The left needs to reclaim that space.

By general consensus, the establishment parties have failed the country. The anger and the cynicism directed at the terrible twins of social conservatism, Fianna Fáil and Fine Gael, speak of more than dissatisfaction with the old stories. The disillusionment that came with the collapse of those familiar framing narratives has left us with a growing dislocation from an inauthentic politics in which spinning and fudge are more than just rhetorical devices, they’re intrinsic to political discourse. Spinning factoids distract us from the process by which wealth is steadily transferred upward in unregulated neoliberal logic. And as money rises and coagulates at the top, so too does power and that doesn’t trickle down either.

The independents, by and large, have let us down; some of them even got as far as the Cabinet table and made not a blind bit of difference for all their occasional bluster—we still got pure Fine Gael/Fianna Fáil pro-corporate, pro-landlord policies.

And the left are busy fighting wars of ideological purity.

The left’s asleep

So, how do we translate a shift in voting patterns into a clawing back of the wealth, the power, and the privilege that have been trickling up for decades? Why not a first-class healthcare system, a first-class education system, housing for everybody in need? In order to get there from here, the various left factions have to stop scoring points against each other and work on building a consensus approach to solving specific problems through cooperative action across and outside of party-political lines, and across lines of racial, class, and cultural identity.

This won’t be a coalition, where smaller parties go to die, but an alliance or cooperative—a Commoners Co-op—made up of progressive thinkers coming together for a single term only, with a fixed programme of government composed entirely of shared non-negotiable red lines that might include:

  • building houses so that we all have equal access to a home;
  • nationalising the hospitals and implementing Sláintecare, or a variation thereof, so that we all have equal access to healthcare;
  • nationalising and properly resourcing schools, colleges, and universities so that we all have equal access to education;
  • implementing an urgent programme to deal with climate change so that we can all enjoy a habitable planet into the future, and so that we all have equal access to clean air and water now;
  • introducing a wealth tax or a third income tax band, because revolutionary change doesn’t come cheap.

Those red lines can’t be limited to promises or broad policy outlines; they have to be fully worked out and costed plans for achieving each of the agreed policies, or a specified part of one or more, over five years. The cooperative would hold itself responsible for any shortfall or over-run and would dissolve itself after that single term with all members going their separate ways.

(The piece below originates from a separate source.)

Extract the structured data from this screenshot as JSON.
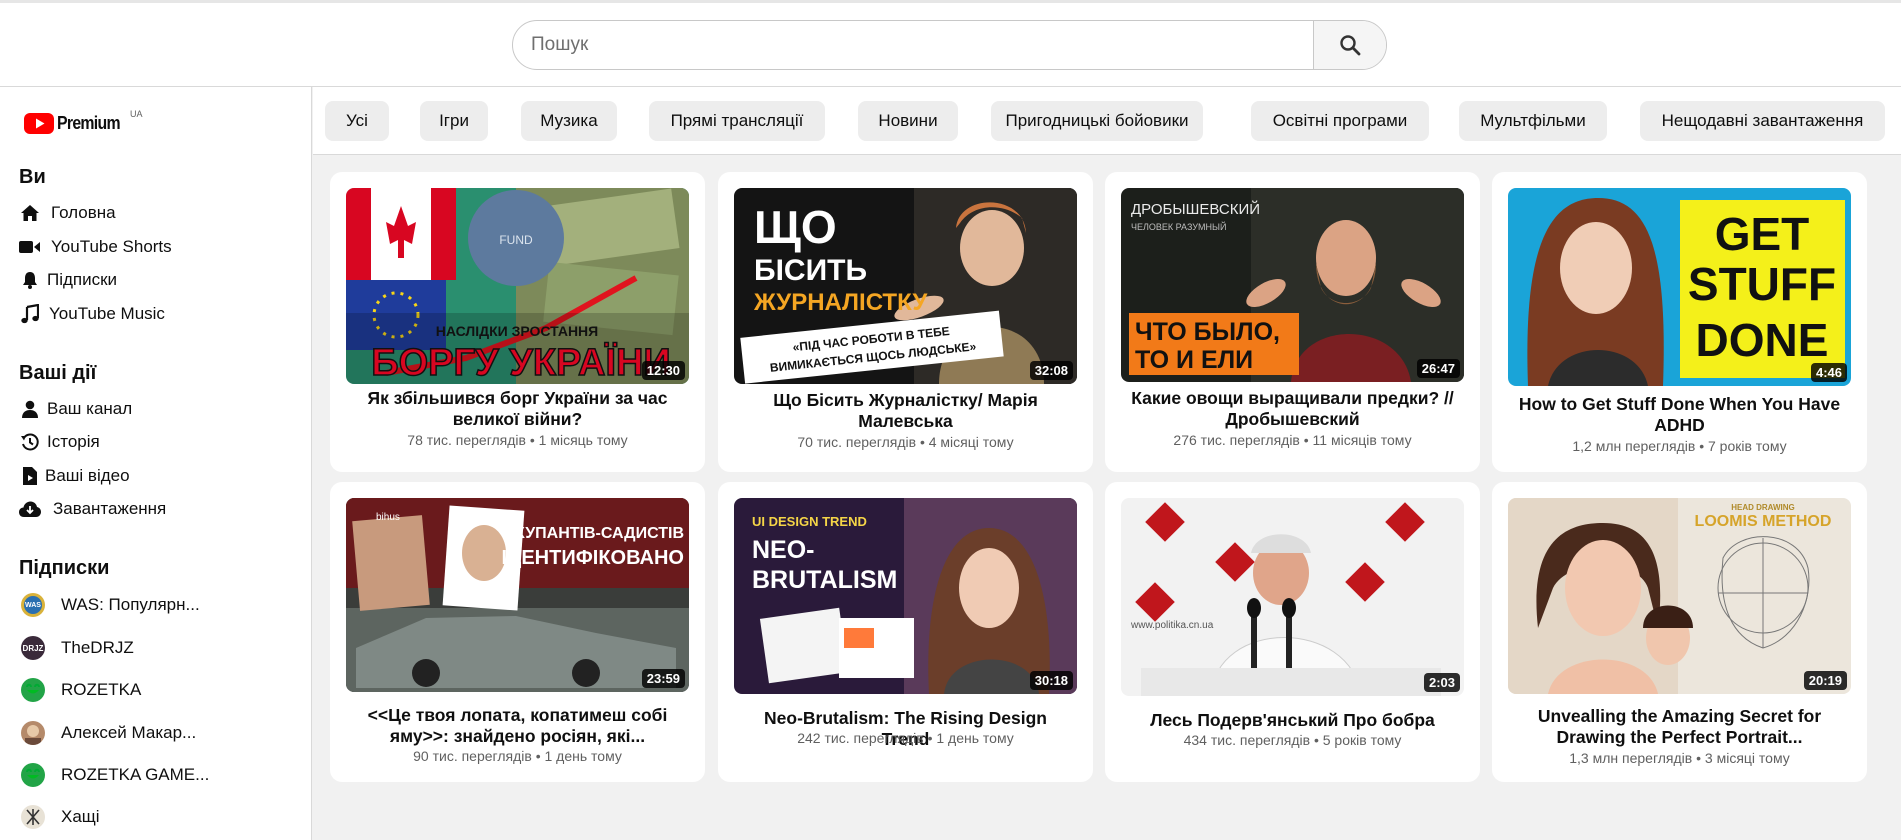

Outside of those non-negotiable red lines, individual members of the cooperative would agree to differ, with a firm commitment to ditching the whip. Members would be free to bring forward Private Members’ Bills for a democratic vote, devolving some of the power now resting within the cabinet to parliament and to the democratic process.

That should shake things up a bit and, hopefully, change the electoral maths forever. We now have an embarrassment of riches when it comes to political parties and independents from left of centre to centre-left to radical left—demonstrating both the diversity and the perversity of progressive opinion. And right now, we also have a clear appetite for change among the electorate. What are we waiting for?


[i] Universities stayed free until 1998, when fees were reintroduced by Blair’s New ‘Labour’—by people who had themselves benefitted from free university education.